The Predator Film Review
Back in 1987, director John McTiernan’s Predator proved to be a hit but with some flippant reviews. It is only with the passing years that it has been appreciated for what it truly is, a well crafted, suspenseful, gruesome genre mashing, action-loaded classic, that boasts so much testosterone that that you can grow a beard by just watching it!! So, when it was announced that writer/director Shane Black (The Nice Guys, Kiss Kiss Bang Bang) was returning to the Predator franchise – after playing Hawkins in the original – but this time behind the camera, we all had much reason to celebrate.
From the Danny Glover starring (and underrated) Predator 2 to the Robert Rodriguez produced 2010 sequel/reboot Predators, the Predator films have not been half as bad as the reviews have claimed. Sadly, Black’s latest entry into the series (itself a sequel-cum-reboot) is undoubtedly the worst offering in the franchise’s history.
Despite starting reasonably well, with an excellent laboratory set piece being the early highlight, The Predator crumbles more and more, the longer it goes on before coming entirely undone come the climax. Throughout the duration Black and Fred Dekker’s screenplay dabbles in a number of genres but it can never decide what it wants to be? Retro ‘80s actioner? Comedy? Sci-Fi blockbuster? Gory Horror? Amblin-esque alien tale? It attempts to mash up its influences but the combination is thrown together rather than neatly grouped and the narrative ends up awkwardly jumping from one thing to the next and tonally the script is just a real mess. The finale in particular is ridiculous and feels very out of place in a film that is part of this franchise, in fact this often – despite some potential moments, references (worst of which is a wasted Jake Busey) and ideas (PredDogs, the odd action sequence) – feels more like a parody of the very films that inspired it.
The direction feels indecisive and worse than that occasionally indifferent, and the plot matches with some sequences contradicting each other, for instance its themes around disability (done far better in this year’s A Quiet Place) baffle, as one moment the film champions autistic people, only to openly mock disability the next. It is a strange experience watching the film and seeing so many passing ideas unutilised. Not to mention the frustratingly off point comedy and hecticly shot (especially in the final third) scenes.
Plus, the effects work feels unrefined, with some cartoonishly ropey CGI rearing its head at points, which is unusual as the film did not need such bombast, in fact its greatest visual moments are in some of the sterling make-up work earlier on, which successfully harks back to Stan Winston’s iconic work in the original and the sequels’ carrying on of that legacy (hell, even the Alien vs. Predator films had sublime make-up/CGI). Still, this hard work is at least still visible in some way and Henry Jackman’s score yields better praise, as it does a good job capturing the feel of Alan Silvestri’s motifs of the franchise.
The characters, in spite of strong work by Jacob Tremblay and Keegan-Michael Kay, are mostly like the poorer, less exciting or charismatically diluted cousins to The Expendables and their individual traits and motivations come to mean very little as the movie rushes forward and throws them away uncaringly.
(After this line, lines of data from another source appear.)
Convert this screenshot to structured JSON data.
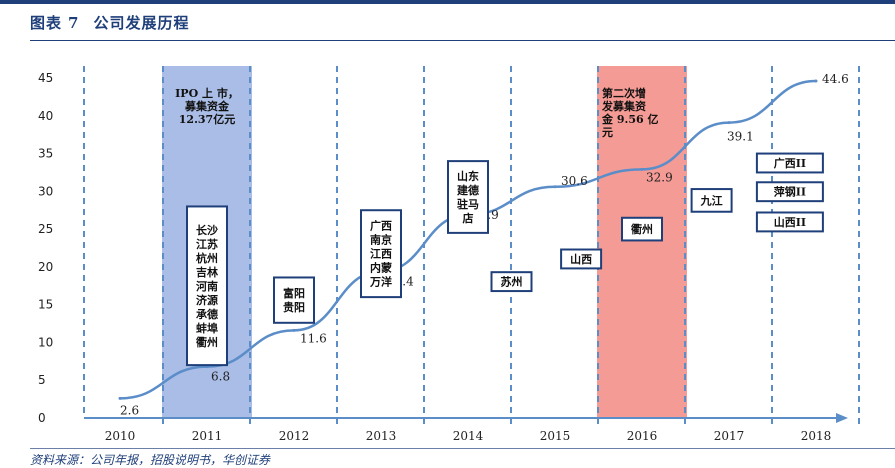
{
  "figure": {
    "label": "图表",
    "number": "7",
    "title": "公司发展历程"
  },
  "source": "资料来源：公司年报，招股说明书，华创证券",
  "colors": {
    "title": "#1f3f7a",
    "line": "#5b8dc9",
    "grid": "#5b8dc9",
    "highlight_blue": "#a9bde6",
    "highlight_red": "#f59b95",
    "box_border": "#1f3f7a"
  },
  "chart_data": {
    "type": "line",
    "title": "",
    "xlabel": "",
    "ylabel": "",
    "x": [
      2010,
      2011,
      2012,
      2013,
      2014,
      2015,
      2016,
      2017,
      2018
    ],
    "xlim": [
      2010,
      2018
    ],
    "ylim": [
      0,
      45
    ],
    "yticks": [
      0,
      5,
      10,
      15,
      20,
      25,
      30,
      35,
      40,
      45
    ],
    "grid": "vertical dashed lines per year",
    "series": [
      {
        "values": [
          2.6,
          6.8,
          11.6,
          19.4,
          26.9,
          30.6,
          32.9,
          39.1,
          44.6
        ],
        "labels": [
          "2.6",
          "6.8",
          "11.6",
          "19.4",
          "26.9",
          "30.6",
          "32.9",
          "39.1",
          "44.6"
        ]
      }
    ],
    "highlights": [
      {
        "year": 2011,
        "color": "blue",
        "text": [
          "IPO 上 市，",
          "募集资金",
          "12.37亿元"
        ]
      },
      {
        "year": 2016,
        "color": "red",
        "text": [
          "第二次增",
          "发募集资",
          "金 9.56 亿",
          "元"
        ]
      }
    ],
    "annotations": [
      {
        "year": 2011,
        "y_range": [
          7,
          28
        ],
        "lines": [
          "长沙",
          "江苏",
          "杭州",
          "吉林",
          "河南",
          "济源",
          "承德",
          "蚌埠",
          "衢州"
        ]
      },
      {
        "year": 2012,
        "y_range": [
          12.6,
          18.6
        ],
        "lines": [
          "富阳",
          "贵阳"
        ]
      },
      {
        "year": 2013,
        "y_range": [
          16,
          27.5
        ],
        "lines": [
          "广西",
          "南京",
          "江西",
          "内蒙",
          "万洋"
        ]
      },
      {
        "year": 2014,
        "y_range": [
          24.5,
          34
        ],
        "lines": [
          "山东",
          "建德",
          "驻马",
          "店"
        ]
      },
      {
        "year": 2014.5,
        "y_range": [
          16.8,
          19.3
        ],
        "lines": [
          "苏州"
        ]
      },
      {
        "year": 2015.3,
        "y_range": [
          19.8,
          22.3
        ],
        "lines": [
          "山西"
        ]
      },
      {
        "year": 2016,
        "y_range": [
          23.5,
          26.5
        ],
        "lines": [
          "衢州"
        ]
      },
      {
        "year": 2016.8,
        "y_range": [
          27.3,
          30.3
        ],
        "lines": [
          "九江"
        ]
      },
      {
        "year": 2017.7,
        "y_range": [
          32.5,
          35
        ],
        "lines": [
          "广西II"
        ]
      },
      {
        "year": 2017.7,
        "y_range": [
          28.7,
          31.2
        ],
        "lines": [
          "萍钢II"
        ]
      },
      {
        "year": 2017.7,
        "y_range": [
          24.7,
          27.2
        ],
        "lines": [
          "山西II"
        ]
      }
    ]
  }
}
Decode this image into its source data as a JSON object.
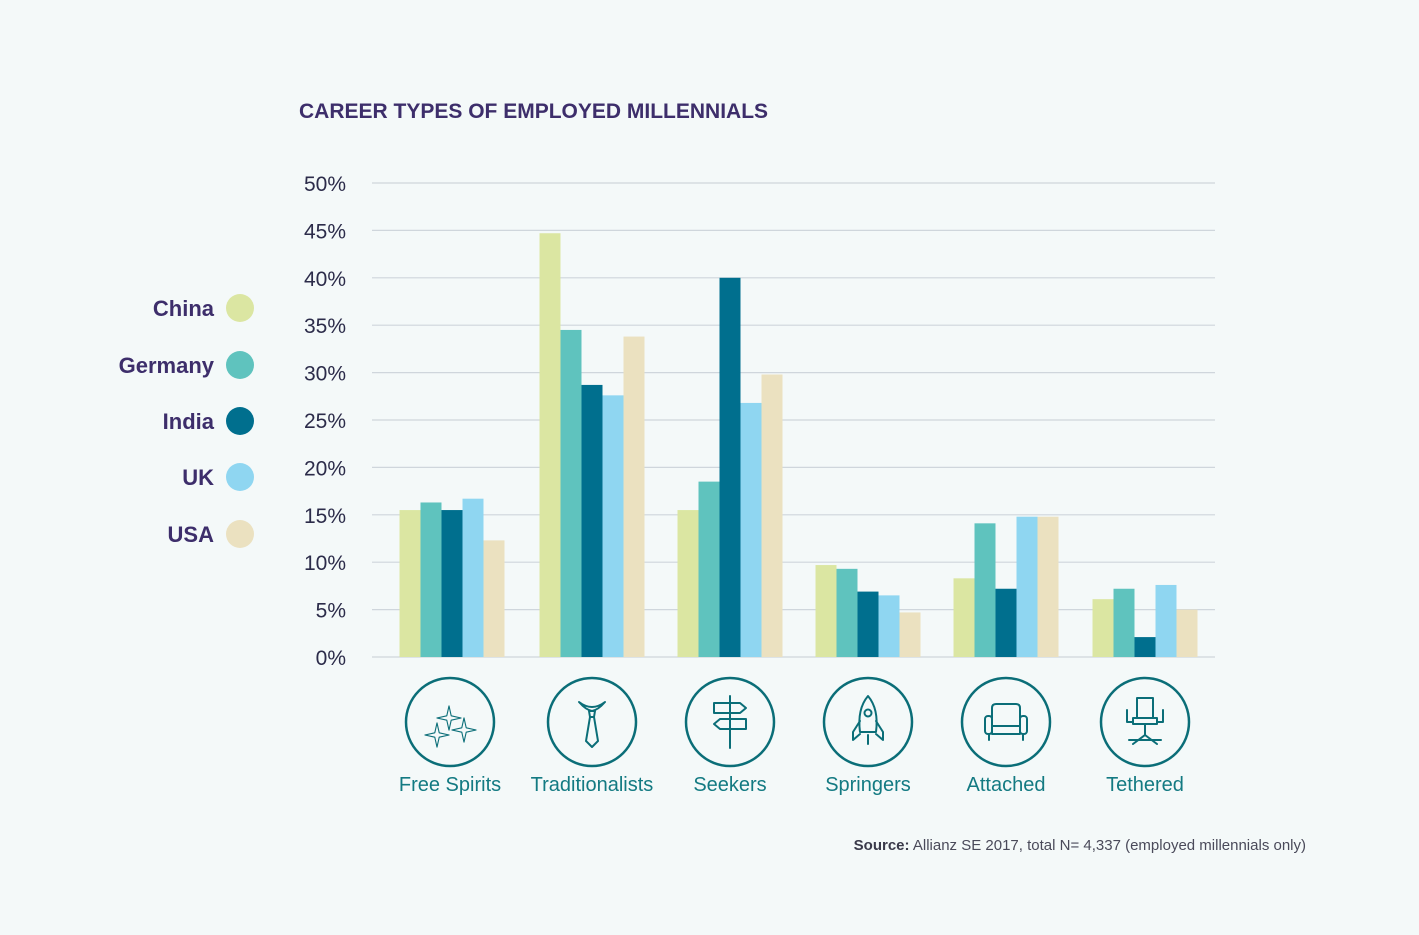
{
  "chart_data": {
    "type": "bar",
    "title": "CAREER TYPES OF EMPLOYED MILLENNIALS",
    "categories": [
      "Free Spirits",
      "Traditionalists",
      "Seekers",
      "Springers",
      "Attached",
      "Tethered"
    ],
    "category_icons": [
      "sparkles-icon",
      "necktie-icon",
      "signpost-icon",
      "rocket-icon",
      "armchair-icon",
      "office-chair-icon"
    ],
    "series": [
      {
        "name": "China",
        "color": "#dbe6a2",
        "values": [
          15.5,
          44.7,
          15.5,
          9.7,
          8.3,
          6.1
        ]
      },
      {
        "name": "Germany",
        "color": "#5fc3be",
        "values": [
          16.3,
          34.5,
          18.5,
          9.3,
          14.1,
          7.2
        ]
      },
      {
        "name": "India",
        "color": "#006f8e",
        "values": [
          15.5,
          28.7,
          40.0,
          6.9,
          7.2,
          2.1
        ]
      },
      {
        "name": "UK",
        "color": "#8fd6f1",
        "values": [
          16.7,
          27.6,
          26.8,
          6.5,
          14.8,
          7.6
        ]
      },
      {
        "name": "USA",
        "color": "#ebe1c0",
        "values": [
          12.3,
          33.8,
          29.8,
          4.7,
          14.8,
          5.0
        ]
      }
    ],
    "ylim": [
      0,
      50
    ],
    "yticks": [
      "0%",
      "5%",
      "10%",
      "15%",
      "20%",
      "25%",
      "30%",
      "35%",
      "40%",
      "45%",
      "50%"
    ],
    "xlabel": "",
    "ylabel": "",
    "legend_position": "left",
    "grid": true
  },
  "source": {
    "label": "Source:",
    "text": " Allianz SE 2017, total N= 4,337 (employed millennials only)"
  }
}
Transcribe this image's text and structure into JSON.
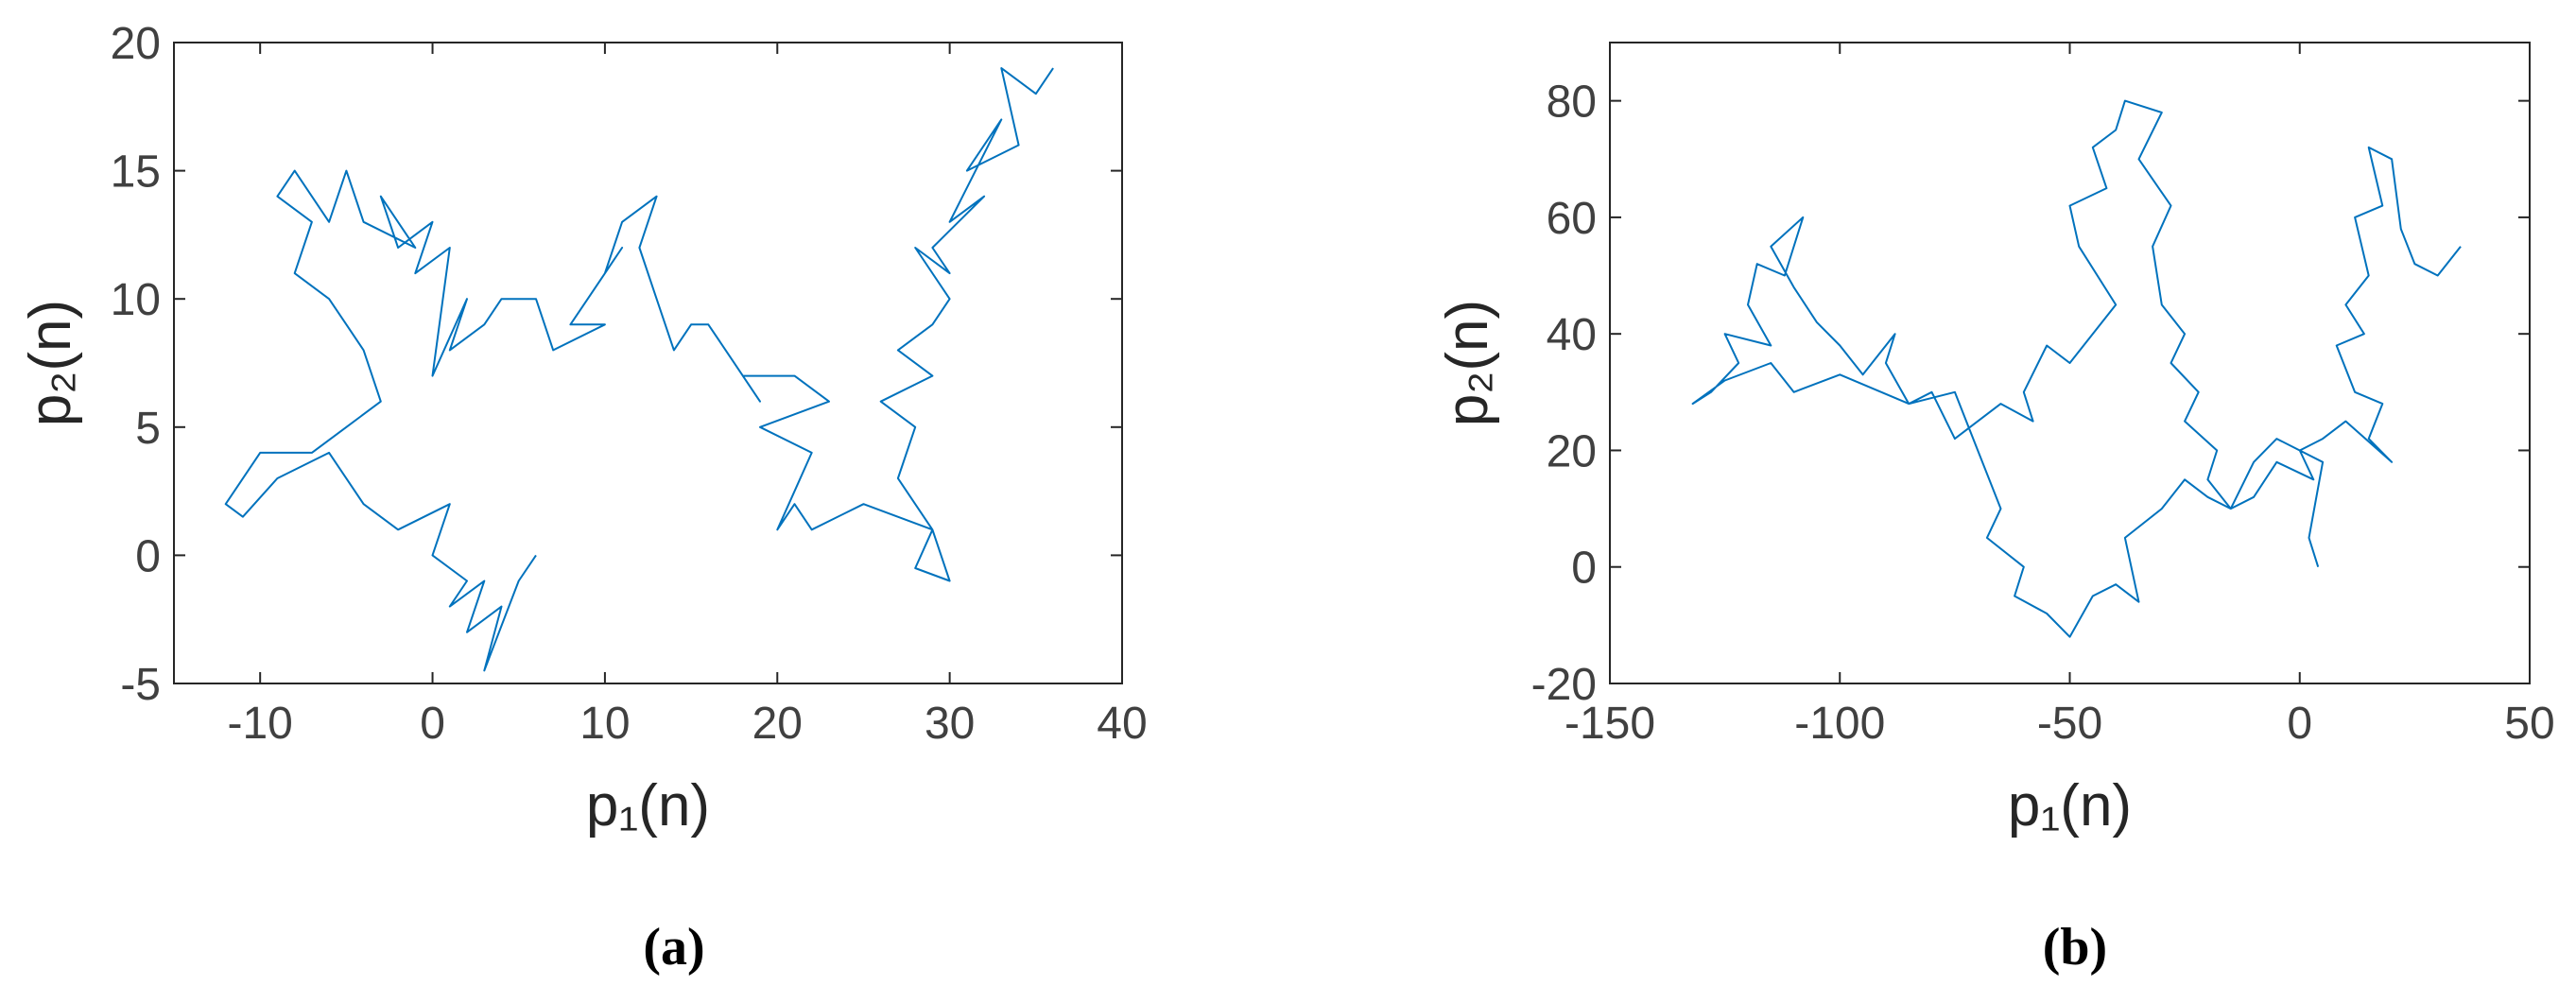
{
  "chart_data": [
    {
      "type": "line",
      "caption": "(a)",
      "xlabel": "p₁(n)",
      "ylabel": "p₂(n)",
      "color": "#0072bd",
      "xlim": [
        -15,
        40
      ],
      "xticks": [
        -10,
        0,
        10,
        20,
        30,
        40
      ],
      "ylim": [
        -5,
        20
      ],
      "yticks": [
        -5,
        0,
        5,
        10,
        15,
        20
      ],
      "x": [
        36,
        35,
        33,
        34,
        31,
        33,
        30,
        32,
        29,
        30,
        28,
        30,
        29,
        27,
        29,
        26,
        28,
        27,
        29,
        30,
        28,
        29,
        25,
        22,
        21,
        20,
        22,
        19,
        23,
        21,
        18,
        19,
        17,
        16,
        15,
        14,
        13,
        12,
        13,
        11,
        10,
        11,
        9,
        8,
        10,
        7,
        6,
        4,
        3,
        1,
        2,
        0,
        1,
        -1,
        0,
        -2,
        -3,
        -1,
        -4,
        -5,
        -6,
        -8,
        -9,
        -7,
        -8,
        -6,
        -5,
        -4,
        -3,
        -5,
        -7,
        -10,
        -12,
        -11,
        -9,
        -6,
        -4,
        -2,
        1,
        0,
        2,
        1,
        3,
        2,
        4,
        3,
        5,
        6
      ],
      "values": [
        19,
        18,
        19,
        16,
        15,
        17,
        13,
        14,
        12,
        11,
        12,
        10,
        9,
        8,
        7,
        6,
        5,
        3,
        1,
        -1,
        -0.5,
        1,
        2,
        1,
        2,
        1,
        4,
        5,
        6,
        7,
        7,
        6,
        8,
        9,
        9,
        8,
        10,
        12,
        14,
        13,
        11,
        12,
        10,
        9,
        9,
        8,
        10,
        10,
        9,
        8,
        10,
        7,
        12,
        11,
        13,
        12,
        14,
        12,
        13,
        15,
        13,
        15,
        14,
        13,
        11,
        10,
        9,
        8,
        6,
        5,
        4,
        4,
        2,
        1.5,
        3,
        4,
        2,
        1,
        2,
        0,
        -1,
        -2,
        -1,
        -3,
        -2,
        -4.5,
        -1,
        0
      ]
    },
    {
      "type": "line",
      "caption": "(b)",
      "xlabel": "p₁(n)",
      "ylabel": "p₂(n)",
      "color": "#0072bd",
      "xlim": [
        -150,
        50
      ],
      "xticks": [
        -150,
        -100,
        -50,
        0,
        50
      ],
      "ylim": [
        -20,
        90
      ],
      "yticks": [
        -20,
        0,
        20,
        40,
        60,
        80
      ],
      "x": [
        35,
        30,
        25,
        22,
        20,
        15,
        18,
        12,
        15,
        10,
        14,
        8,
        12,
        18,
        15,
        20,
        10,
        5,
        0,
        3,
        -5,
        -10,
        -15,
        -20,
        -18,
        -25,
        -22,
        -28,
        -25,
        -30,
        -32,
        -28,
        -35,
        -30,
        -38,
        -40,
        -45,
        -42,
        -50,
        -48,
        -40,
        -45,
        -50,
        -55,
        -60,
        -58,
        -65,
        -70,
        -75,
        -80,
        -85,
        -90,
        -88,
        -95,
        -100,
        -105,
        -110,
        -115,
        -108,
        -112,
        -118,
        -120,
        -115,
        -125,
        -122,
        -128,
        -132,
        -125,
        -115,
        -110,
        -100,
        -85,
        -75,
        -70,
        -65,
        -68,
        -60,
        -62,
        -55,
        -50,
        -45,
        -40,
        -35,
        -38,
        -30,
        -25,
        -20,
        -15,
        -10,
        -5,
        0,
        5,
        2,
        4
      ],
      "values": [
        55,
        50,
        52,
        58,
        70,
        72,
        62,
        60,
        50,
        45,
        40,
        38,
        30,
        28,
        22,
        18,
        25,
        22,
        20,
        15,
        18,
        12,
        10,
        15,
        20,
        25,
        30,
        35,
        40,
        45,
        55,
        62,
        70,
        78,
        80,
        75,
        72,
        65,
        62,
        55,
        45,
        40,
        35,
        38,
        30,
        25,
        28,
        25,
        22,
        30,
        28,
        35,
        40,
        33,
        38,
        42,
        48,
        55,
        60,
        50,
        52,
        45,
        38,
        40,
        35,
        30,
        28,
        32,
        35,
        30,
        33,
        28,
        30,
        20,
        10,
        5,
        0,
        -5,
        -8,
        -12,
        -5,
        -3,
        -6,
        5,
        10,
        15,
        12,
        10,
        18,
        22,
        20,
        18,
        5,
        0
      ]
    }
  ]
}
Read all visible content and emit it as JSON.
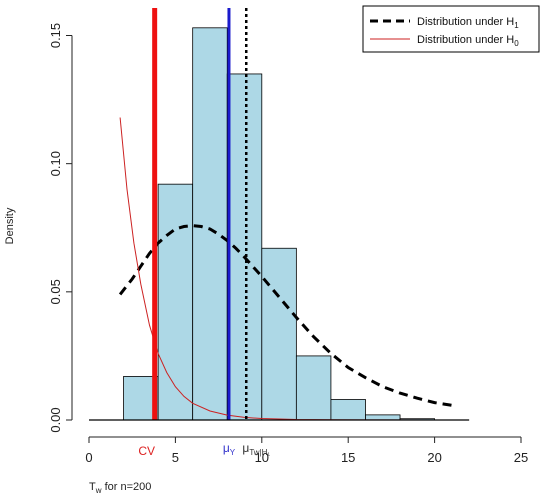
{
  "chart_data": {
    "type": "histogram",
    "xlabel": "T",
    "xlabel_sub": "w",
    "xlabel_rest": " for n=200",
    "ylabel": "Density",
    "xlim": [
      0,
      25
    ],
    "ylim": [
      0,
      0.16
    ],
    "x_ticks": [
      0,
      5,
      10,
      15,
      20,
      25
    ],
    "x_tick_labels": [
      "0",
      "5",
      "10",
      "15",
      "20",
      "25"
    ],
    "y_ticks": [
      0.0,
      0.05,
      0.1,
      0.15
    ],
    "y_tick_labels": [
      "0.00",
      "0.05",
      "0.10",
      "0.15"
    ],
    "histogram": {
      "color": "#add8e6",
      "bins": [
        {
          "x0": 0,
          "x1": 2,
          "density": 0.0
        },
        {
          "x0": 2,
          "x1": 4,
          "density": 0.017
        },
        {
          "x0": 4,
          "x1": 6,
          "density": 0.092
        },
        {
          "x0": 6,
          "x1": 8,
          "density": 0.153
        },
        {
          "x0": 8,
          "x1": 10,
          "density": 0.135
        },
        {
          "x0": 10,
          "x1": 12,
          "density": 0.067
        },
        {
          "x0": 12,
          "x1": 14,
          "density": 0.025
        },
        {
          "x0": 14,
          "x1": 16,
          "density": 0.008
        },
        {
          "x0": 16,
          "x1": 18,
          "density": 0.002
        },
        {
          "x0": 18,
          "x1": 20,
          "density": 0.0005
        },
        {
          "x0": 20,
          "x1": 22,
          "density": 0.0
        }
      ]
    },
    "series": [
      {
        "name": "Distribution under H",
        "name_sub": "1",
        "color": "#000000",
        "style": "dashed",
        "points": [
          [
            1.8,
            0.049
          ],
          [
            2.5,
            0.055
          ],
          [
            3,
            0.06
          ],
          [
            3.5,
            0.065
          ],
          [
            4,
            0.069
          ],
          [
            4.5,
            0.072
          ],
          [
            5,
            0.0745
          ],
          [
            5.5,
            0.0755
          ],
          [
            6,
            0.0758
          ],
          [
            6.5,
            0.0755
          ],
          [
            7,
            0.0745
          ],
          [
            7.5,
            0.0725
          ],
          [
            8,
            0.07
          ],
          [
            8.5,
            0.067
          ],
          [
            9,
            0.0635
          ],
          [
            10,
            0.056
          ],
          [
            11,
            0.048
          ],
          [
            12,
            0.04
          ],
          [
            13,
            0.0325
          ],
          [
            14,
            0.026
          ],
          [
            15,
            0.0205
          ],
          [
            16,
            0.0165
          ],
          [
            17,
            0.013
          ],
          [
            18,
            0.0105
          ],
          [
            19,
            0.0085
          ],
          [
            20,
            0.0068
          ],
          [
            21.2,
            0.0055
          ]
        ]
      },
      {
        "name": "Distribution under H",
        "name_sub": "0",
        "color": "#cc2222",
        "style": "solid",
        "points": [
          [
            1.8,
            0.118
          ],
          [
            2.2,
            0.09
          ],
          [
            2.6,
            0.069
          ],
          [
            3,
            0.053
          ],
          [
            3.5,
            0.037
          ],
          [
            4,
            0.026
          ],
          [
            4.5,
            0.0185
          ],
          [
            5,
            0.013
          ],
          [
            5.5,
            0.0092
          ],
          [
            6,
            0.0065
          ],
          [
            7,
            0.0035
          ],
          [
            8,
            0.0019
          ],
          [
            9,
            0.001
          ],
          [
            10,
            0.0006
          ],
          [
            12,
            0.0002
          ],
          [
            14,
            0.0001
          ],
          [
            16,
            3e-05
          ],
          [
            20,
            0.0
          ]
        ]
      }
    ],
    "vlines": [
      {
        "x": 3.8,
        "color": "#ee1111",
        "style": "solid",
        "label": "CV"
      },
      {
        "x": 8.1,
        "color": "#1a1acc",
        "style": "solid",
        "label": "μ",
        "label_sub": "Y"
      },
      {
        "x": 9.1,
        "color": "#000000",
        "style": "dotted",
        "label": "μ",
        "label_sub": "Tw|H₁"
      }
    ],
    "legend": {
      "position": "top-right",
      "entries": [
        {
          "label": "Distribution under H",
          "sub": "1",
          "color": "#000000",
          "style": "dashed"
        },
        {
          "label": "Distribution under H",
          "sub": "0",
          "color": "#cc2222",
          "style": "solid"
        }
      ]
    }
  }
}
Boyd Holbrook’s lead is very drab and Olivia Munn has very little to work with either in a film that lacks the spark that Black’s work usually possesses in abundance.
Overall, there are some things to like but The Predator is an enormous let down. It has had a lot of news nabbing controversy to overcome and apparently (I did not know this until after viewing) some production issues but the worst thing about all of it is just how unloved it feels.